Een stortplaats aanvaardt afvalstoffen die niet kunnen worden gerecycleerd of verbrand. Ze garandeert dat deze afvalstoffen op een veilige manier kunnen worden geborgen en geen gevaar voor mens en omgeving vormen.

In Vlaanderen maakt men onderscheid tussen drie types stortplaatsen:

  • Categorie 1: deze stortplaatsen aanvaarden gevaarlijk afval.
  • Categorie 2: deze stortplaatsen aanvaarden niet-gevaarlijk afval.
  • Categorie 3: deze stortplaatsen aanvaarden inerte afvalstoffen (bv. vervuild puin).

De indeling van een afvalstof als gevaarlijk of niet gevaarlijk is vastgelegd in de EURAL-lijst volgens de Europese richtlijn en beschikking ter zake.

Hiernaast bestaan er ook nog bedrijfsspecifieke stortplaatsen. Deze zijn veelal aanwezig op het terrein van het bedrijf zelf en worden doorgaans gebruikt om een specifieke afvalstroom te storten die afkomstig is uit het productieproces van dit bedrijf.
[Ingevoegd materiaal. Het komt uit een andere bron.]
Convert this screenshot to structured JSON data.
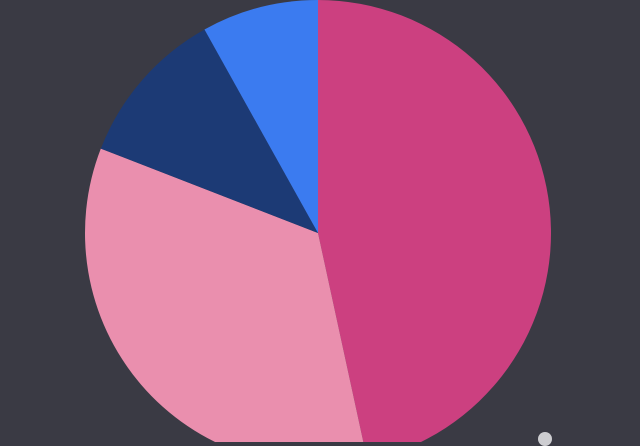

Deze stortplaatsen bevatten met andere woorden één type afval (monostroom).

Gelden er specifieke regels voor stortplaatsen?
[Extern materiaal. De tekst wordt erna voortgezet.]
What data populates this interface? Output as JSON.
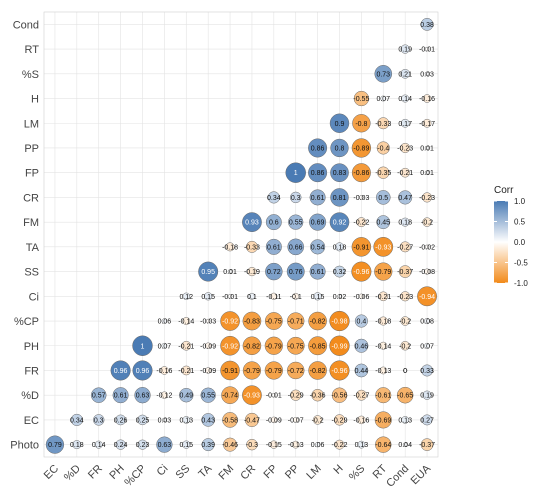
{
  "chart_data": {
    "type": "heatmap",
    "title": "",
    "variables": [
      "EC",
      "%D",
      "FR",
      "PH",
      "%CP",
      "Ci",
      "SS",
      "TA",
      "FM",
      "CR",
      "FP",
      "PP",
      "LM",
      "H",
      "%S",
      "RT",
      "Cond",
      "EUA"
    ],
    "y_variables_top_to_bottom": [
      "Cond",
      "RT",
      "%S",
      "H",
      "LM",
      "PP",
      "FP",
      "CR",
      "FM",
      "TA",
      "SS",
      "Ci",
      "%CP",
      "PH",
      "FR",
      "%D",
      "EC",
      "Photo"
    ],
    "rows": {
      "Cond": [
        0.38
      ],
      "RT": [
        0.19,
        -0.01
      ],
      "%S": [
        0.73,
        0.21,
        0.03
      ],
      "H": [
        -0.55,
        0.07,
        0.14,
        -0.16
      ],
      "LM": [
        0.9,
        -0.8,
        -0.33,
        0.17,
        -0.17
      ],
      "PP": [
        0.86,
        0.8,
        -0.89,
        -0.4,
        -0.23,
        0.01
      ],
      "FP": [
        1,
        0.86,
        0.83,
        -0.86,
        -0.35,
        -0.21,
        0.01
      ],
      "CR": [
        0.34,
        0.3,
        0.61,
        0.81,
        -0.03,
        0.5,
        0.47,
        -0.23
      ],
      "FM": [
        0.93,
        0.6,
        0.55,
        0.69,
        0.92,
        -0.22,
        0.45,
        0.18,
        -0.2
      ],
      "TA": [
        -0.18,
        -0.33,
        0.61,
        0.66,
        0.54,
        0.18,
        -0.91,
        -0.93,
        -0.27,
        -0.02
      ],
      "SS": [
        0.95,
        0.01,
        -0.19,
        0.72,
        0.76,
        0.61,
        0.32,
        -0.96,
        -0.79,
        -0.37,
        -0.08
      ],
      "Ci": [
        0.12,
        0.15,
        -0.01,
        0.1,
        -0.11,
        -0.1,
        0.15,
        0.02,
        -0.06,
        -0.21,
        -0.23,
        -0.94
      ],
      "%CP": [
        0.06,
        -0.14,
        -0.03,
        -0.92,
        -0.83,
        -0.75,
        -0.71,
        -0.82,
        -0.98,
        0.4,
        -0.18,
        -0.2,
        0.08
      ],
      "PH": [
        1,
        0.07,
        -0.21,
        -0.09,
        -0.92,
        -0.82,
        -0.79,
        -0.75,
        -0.85,
        -0.99,
        0.46,
        -0.14,
        -0.2,
        0.07
      ],
      "FR": [
        0.96,
        0.96,
        -0.16,
        -0.21,
        -0.09,
        -0.91,
        -0.79,
        -0.79,
        -0.72,
        -0.82,
        -0.96,
        0.44,
        -0.13,
        0,
        0.33
      ],
      "%D": [
        0.57,
        0.61,
        0.63,
        -0.12,
        0.49,
        0.55,
        -0.74,
        -0.93,
        -0.01,
        -0.29,
        -0.36,
        -0.56,
        -0.27,
        -0.61,
        -0.65,
        0.19
      ],
      "EC": [
        0.34,
        0.3,
        0.26,
        0.25,
        0.03,
        0.13,
        0.43,
        -0.58,
        -0.47,
        -0.09,
        -0.07,
        -0.2,
        -0.29,
        -0.16,
        -0.69,
        0.13,
        0.27
      ],
      "Photo": [
        0.79,
        0.18,
        0.14,
        0.24,
        0.23,
        0.63,
        0.15,
        0.39,
        -0.46,
        -0.3,
        -0.15,
        -0.13,
        0.06,
        -0.22,
        0.13,
        -0.64,
        0.04,
        -0.37
      ]
    },
    "legend": {
      "title": "Corr",
      "ticks": [
        "1.0",
        "0.5",
        "0.0",
        "-0.5",
        "-1.0"
      ],
      "tick_values": [
        1,
        0.5,
        0,
        -0.5,
        -1
      ],
      "placement": "right"
    },
    "colors": {
      "positive": "#4a7bb4",
      "neutral": "#ffffff",
      "negative": "#f28a1a",
      "grid": "#e3e3e3",
      "border": "#666666"
    },
    "grid": true
  }
}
Een stortplaats kan in Vlaanderen maar actief worden gebruikt, als ze hiervoor de nodige vergunning heeft.

Om die vergunning te bemachtigen, dienen Vlaamse stortplaatsen te voldoen aan de voorwaarden die zijn opgelegd in de Vlaamse regelgeving VLAREM II (artikel 5.2.4).

VLAREM II legt een breed pakket aan maatregelen op, gaande van de aanvaarding van afvalstoffen tot de inrichting, uitbating en afwerking van de stortplaats en de bijbehorende nazorg eens de stortplaats niet langer in exploitatie is. Er is dus te allen tijde een heel duidelijk kader waaraan de stortplaats dient te voldoen. Enerzijds neemt de stortplaats zelf de nodige acties om te bepalen of de stortplaats conform dit kader werkt, anderzijds zijn er verplichte rapporteringen en is er een strikte opvolging door de door de overheid erkende stortplaatsdeskundige en verschillende administraties van de Vlaamse overheid.

Welke maatregelen nemen stortplaatsen om de veiligheid van mens en milieu te waarborgen?

Vóór de aanlevering van een afvalstof gebeurt er eerst een uitgebreide basiskarakterisering van de afvalstof om na te gaan of de stortplaats de afvalstroom al dan niet kan aanvaarden. Enkel afvalstoffen die op geen enkel andere hoogwaardige wijze kunnen worden verwerkt, mogen worden gestort.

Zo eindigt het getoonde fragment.